What did Sun Ra teach?

He taught the need for discipline in the artistic life, not freedom. He told me to stop teaching my actors freedom when discipline was needed. He demonstrated discipline by keeping his band together for over twenty years. When I got him to take a young actor of mine on European tour, he sent the very talented singer/musician home because he lacked discipline. He taught me not to be so moral, especially when I took a scene out of my musical with a sex scene. He was horrified that I had done so. He said, "Marvin you so right you wrong. That scene was the best one in the play. That's what people want, a little dirt. They don't want to truth, they want the low down dirty truth."

Most importantly, he taught the importance of mythology and ritual theatre, breaking down that fourth wall and merging with the audience, becoming one and indivisible, thus reaching the level of African communal theatre wherein there is no audience, only the community. His Arkestra, including poets, singers, dancers, and mixed media, expanded the potential of black theatre. It was a great experience performing with an Arkestra as opposed to simply reading solo or even with a small band.
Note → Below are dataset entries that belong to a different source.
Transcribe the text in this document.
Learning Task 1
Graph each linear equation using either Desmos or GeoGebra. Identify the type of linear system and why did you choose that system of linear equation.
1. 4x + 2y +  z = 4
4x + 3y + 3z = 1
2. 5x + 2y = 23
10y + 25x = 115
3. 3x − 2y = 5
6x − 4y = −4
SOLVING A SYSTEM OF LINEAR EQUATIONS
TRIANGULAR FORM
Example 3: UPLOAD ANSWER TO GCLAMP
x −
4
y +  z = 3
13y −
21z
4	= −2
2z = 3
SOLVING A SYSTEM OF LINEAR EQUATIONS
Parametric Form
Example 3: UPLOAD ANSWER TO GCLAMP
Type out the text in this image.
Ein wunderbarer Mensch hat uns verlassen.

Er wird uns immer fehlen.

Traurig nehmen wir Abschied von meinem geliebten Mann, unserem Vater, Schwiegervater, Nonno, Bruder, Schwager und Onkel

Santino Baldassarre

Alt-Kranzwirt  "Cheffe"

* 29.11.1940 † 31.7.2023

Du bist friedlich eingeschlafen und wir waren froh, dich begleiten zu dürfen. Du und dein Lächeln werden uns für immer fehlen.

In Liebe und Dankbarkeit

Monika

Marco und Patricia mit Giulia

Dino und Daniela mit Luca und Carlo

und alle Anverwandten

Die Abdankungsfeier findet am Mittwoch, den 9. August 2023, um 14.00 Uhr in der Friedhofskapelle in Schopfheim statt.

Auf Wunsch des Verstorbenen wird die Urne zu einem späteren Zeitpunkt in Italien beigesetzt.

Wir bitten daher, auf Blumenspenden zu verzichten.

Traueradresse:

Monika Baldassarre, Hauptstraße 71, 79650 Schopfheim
This is no doubt why I can only conceive of theatre as extravaganza in terms of performance, space and time.

Imagine being able to work with some of the greatest musicians in the world, aside from Sun Ra himself, there was John Gilmore, Danny Thompson, June Tyson, and Marshall Allen. See my DVD Live in Philly at Warmdaddy's, which I call 39 minutes of Jazz history. The set included Marshall Allen and Danny Thompson, along with bagpipe legend Rufus Harley and myself reading poetry. Also Elliott Bey, Ancestor Goldsky and Alexander El.

We can say that Sun Ra had a profound influence on the Black Arts Movement coast to coast. He was a founding member of Amiri Baraka's Black Arts Theatre in Harlem as well as a worker at my Black Educational Theatre in the Fillmore.